Another aim is to force a response from those who would respond in the negative; it remains to be seen whether they can propose a case which amounts to more than a mere apology for great power. If they cannot, we might echo the words that Sidney used in order to criticize Sir Robert Filmer, a leading apologist for seventeenth century absolutism:

[W]ith all his wit and learning he could not give a reason why those who did the same things that rendered the ancient tyrants detestable, should not also be in our days.Footnote 166

Just as Sidney sought to appropriate the normative vocabulary of the ancients in order to evaluate the great power of his time, we might stand on his shoulders and undertake the equivalent task in our own age.

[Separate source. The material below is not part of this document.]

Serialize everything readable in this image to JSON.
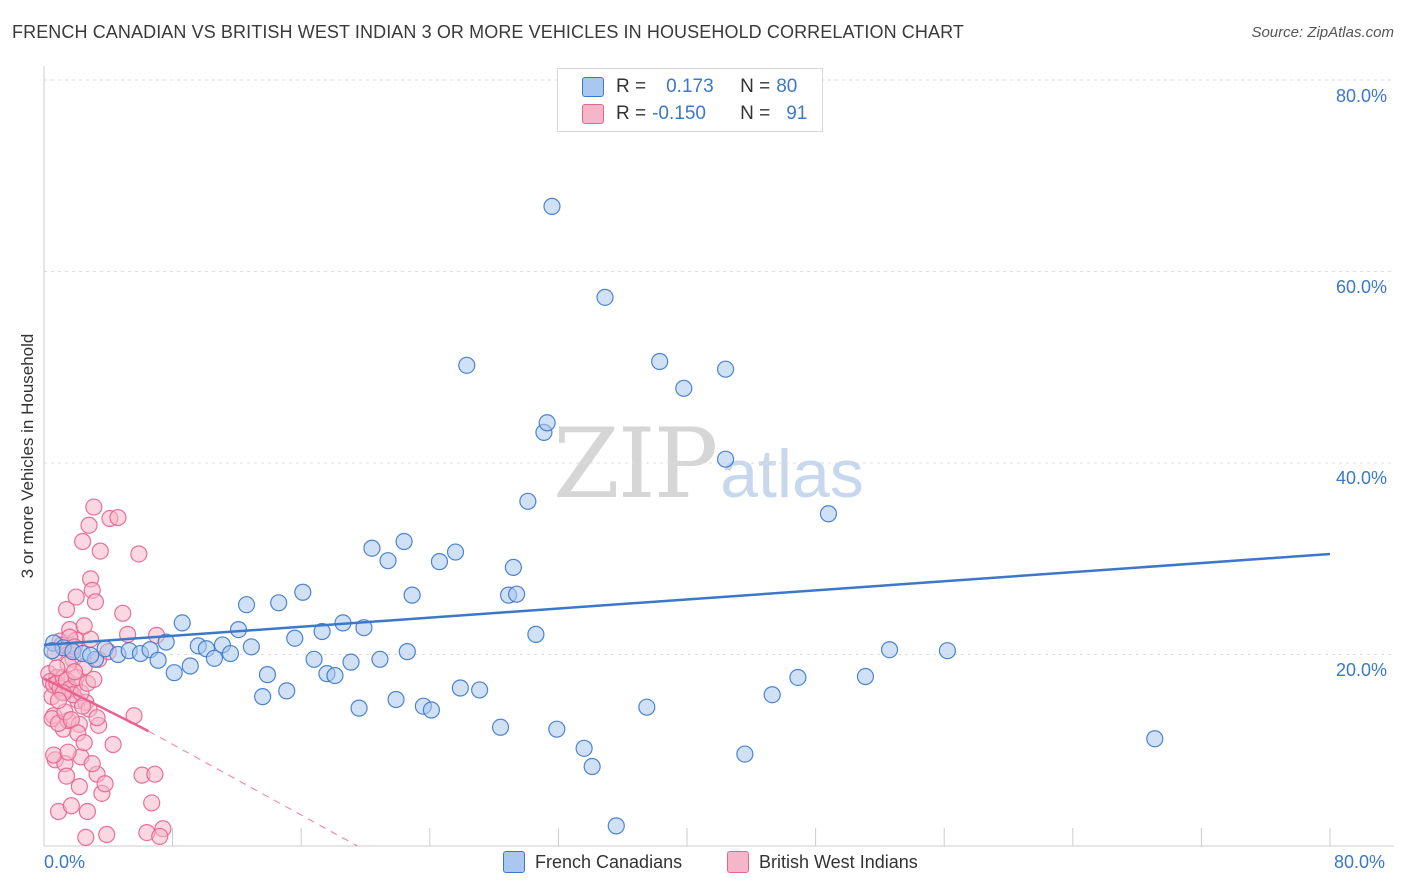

I anticipate that some readers will remain unpersuaded by my efforts to use terms such as tyranny, arbitrariness, slavishness and corruption beyond their familiar political context. Still, my efforts to challenge certain conventions of discourse will not be utterly wasted if they succeed in provoking a response of a certain kind. To adapt Pocock’s words, it is unlikely—except where the reader is “a Stalinist bureaucrat”, or rather the bureaucrat’s capitalist equivalent—that a sceptical response will simply reiterate “the existing conventions of discourse as if I had never challenged them”. It is more probable that the response to my move would entail a countermove, which, even if it is aimed at restoring the conventions, will “contain and register” an awareness that something new has been said and “will to that extent” include something new of its ownFootnote 167:

To my injection of new wine you will respond by presenting old wine in new bottles. What I “was doing” includes obliging you to do something, and partly determining what that shall be.Footnote 168

That, at the very least, is what I hope I am doing.